Lombok Utara, (postkotantb.com) — Tim Evaluasi Tingkat Kecamatan Gangga turun langsung ke Desa Bentek, Jumat (26/6/2026). Tujuannya satu: mengoptimalkan kinerja BUMDes Polah Palih Polos agar bisa jadi penyumbang Pendapatan Asli Desa atau PAD yang signifikan.

Rombongan yang dipimpin Kasi PMD Kecamatan Gangga, Rahadianto, disambut Kepala Desa Bentek Warna Wijaya, http://S.AP., bersama Sekdes Anto di Kantor Desa Bentek pukul 09.15 WITA.

Tata Kelola Jadi Sorotan Utama



Rahadianto menegaskan evaluasi ini untuk memetakan potensi dan kendala BUMDes. 
"Kami ingin memastikan BUMDes benar-benar sehat secara manajemen dan inovatif, sehingga mampu menyokong Pemdes menghasilkan PAD yang membanggakan," ujarnya.

Senada, Kades Warna Wijaya mengakui kontribusi dividen BUMDes ke desa masih jauh dari harapan. Dalam setahun terakhir, seluruh unit usaha BUMDes hanya menyetor sekitar Rp5 juta ke kas desa.

"SDM pengurus sebenarnya mampu. Masalahnya di tata kelola yang belum maksimal, ditambah pengurus banyak yang punya kerja sampingan sehingga tidak fokus," ungkap Warna.

Beberapa unit usaha yang jadi PR besar yakni penggemukan sapi dan budidaya ikan. Keduanya belum mencapai target karena terkendala alam dan air. Saat ini, sebagian usaha masih dikelola langsung Pemdes agar lebih terkontrol.

Strategi Baru Direktur Baru BUMDes

Direktur BUMDes Polah Palih Polos yang baru menjabat, Dedi Iskandar Putra, S.Pd., langsung tancap gas. Belum genap sebulan menjabat, ia sudah melakukan inventarisasi aset dan menata kelembagaan.

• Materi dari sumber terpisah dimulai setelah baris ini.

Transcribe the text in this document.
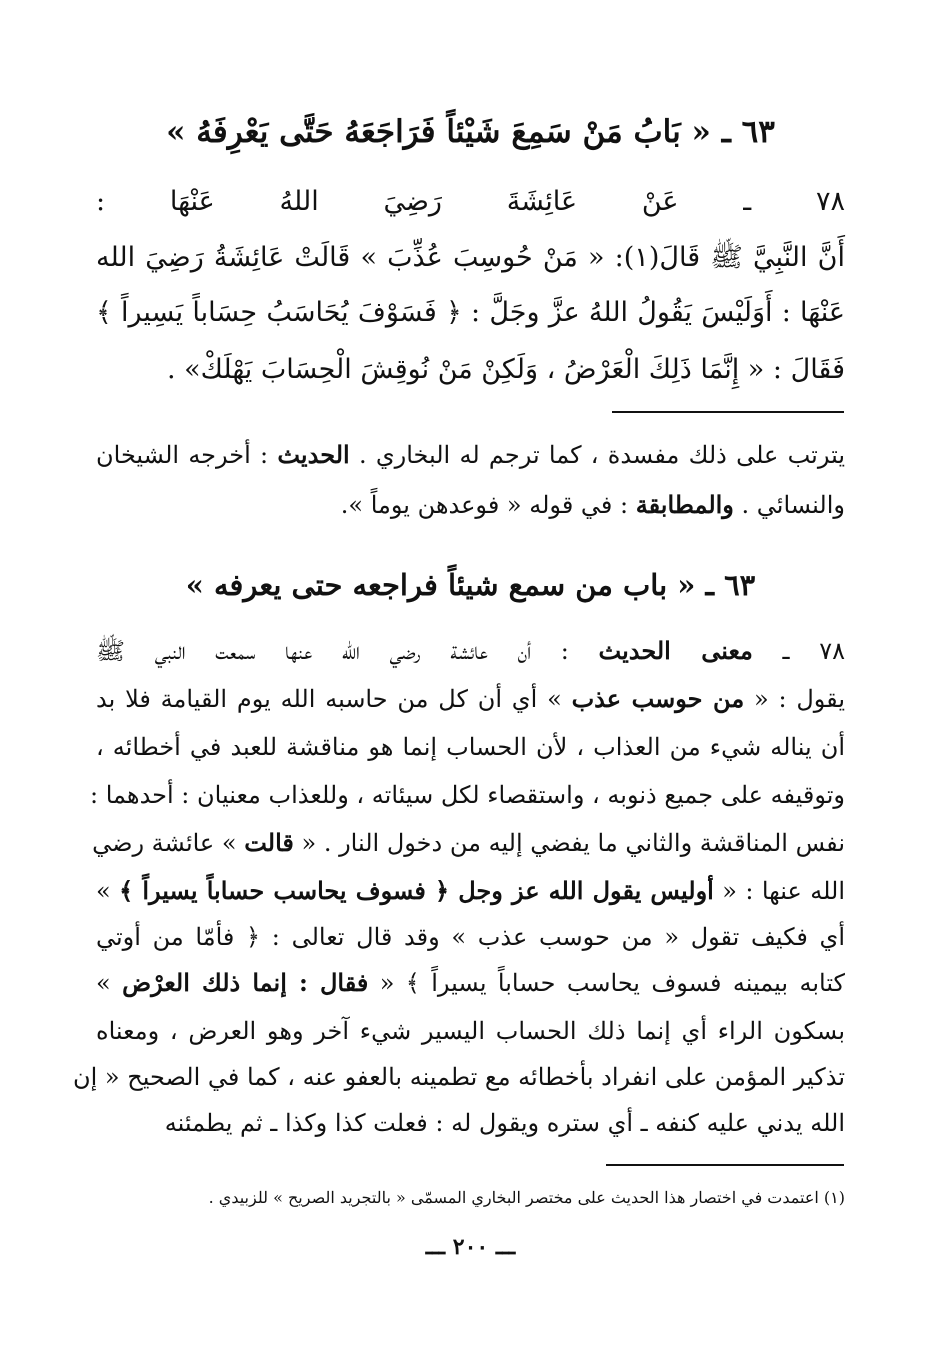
٦٣ ـ « بَابُ مَنْ سَمِعَ شَيْئاً فَرَاجَعَهُ حَتَّى يَعْرِفَهُ »
٧٨ ـ عَنْ عَائِشَةَ رَضِيَ اللهُ عَنْهَا :
أَنَّ النَّبِيَّ ﷺ قَالَ(١): « مَنْ حُوسِبَ عُذِّبَ » قَالَتْ عَائِشَةُ رَضِيَ الله
عَنْهَا : أَوَلَيْسَ يَقُولُ اللهُ عزَّ وجَلَّ : ﴿ فَسَوْفَ يُحَاسَبُ حِسَاباً يَسِيراً ﴾
فَقَالَ : « إِنَّمَا ذَلِكَ الْعَرْضُ ، وَلَكِنْ مَنْ نُوقِشَ الْحِسَابَ يَهْلَكْ» .
يترتب على ذلك مفسدة ، كما ترجم له البخاري . الحديث : أخرجه الشيخان
والنسائي . والمطابقة : في قوله « فوعدهن يوماً ».
٦٣ ـ « باب من سمع شيئاً فراجعه حتى يعرفه »
٧٨ ـ معنى الحديث : أن عائشة رضي الله عنها سمعت النبي ﷺ
يقول : « من حوسب عذب » أي أن كل من حاسبه الله يوم القيامة فلا بد
أن يناله شيء من العذاب ، لأن الحساب إنما هو مناقشة للعبد في أخطائه ،
وتوقيفه على جميع ذنوبه ، واستقصاء لكل سيئاته ، وللعذاب معنيان : أحدهما :
نفس المناقشة والثاني ما يفضي إليه من دخول النار . « قالت » عائشة رضي
الله عنها : « أوليس يقول الله عز وجل ﴿ فسوف يحاسب حساباً يسيراً ﴾ »
أي فكيف تقول « من حوسب عذب » وقد قال تعالى : ﴿ فأمّا من أوتي
كتابه بيمينه فسوف يحاسب حساباً يسيراً ﴾ « فقال : إنما ذلك العرْض »
بسكون الراء أي إنما ذلك الحساب اليسير شيء آخر وهو العرض ، ومعناه
تذكير المؤمن على انفراد بأخطائه مع تطمينه بالعفو عنه ، كما في الصحيح « إن
الله يدني عليه كنفه ـ أي ستره ويقول له : فعلت كذا وكذا ـ ثم يطمئنه
(١) اعتمدت في اختصار هذا الحديث على مختصر البخاري المسمّى « بالتجريد الصريح » للزبيدي .
ـــ ٢٠٠ ـــ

Ke depan, BUMDes akan fokus pada 3 pilar utama: 
1.  Waserda atau Warung Serba Ada
2.  Pamdes atau Pengelolaan Air Minum Desa 
3.  LKM atau Lembaga Keuangan Mikro

Untuk ketahanan pangan, program penggemukan sapi dan kolam ikan tetap dikawal. Termasuk rencana mengambil alih pengelolaan wisata dari Pokdarwis, lengkap dengan penataan lapak UMKM di sekitarnya.

Modal Desa Moderat dan Wisata Tersembunyi

Desa Bentek punya modal kuat di luar ekonomi. Desa ini menyandang status "Desa Moderat" dan "Kampung Redam" dari Kemenkumham RI karena tingginya toleransi antarumat beragama.

Potensi wisata juga besar. Ada rencana pengembangan Tiu Demper dan Hipertubing, ditambah Hutan Adat Buani serta beberapa air terjun yang belum terekspos.

Catatan Evaluasi: Pembagian Laba



Tim evaluasi yang diwakili Nur'aeni Busrah, MM., mengapresiasi laporan keuangan BUMDes per 31 Desember 2025 yang sudah tersusun rapi. Namun tim memberi catatan soal alokasi pembagian laba bersih: 10% untuk juru pungut, 25% ke desa, dan 20% ke BUMDes. Tim meminta kejelasan agar sesuai aturan perundang-undangan.

Evaluasi ditutup dengan peninjauan lapangan ke kolam ikan di Dusun Lowang Sawak. Tim melihat langsung kendala pasokan air dan sedimentasi. Tim merekomendasikan peralihan ke budidaya ikan lele yang dinilai lebih adaptif.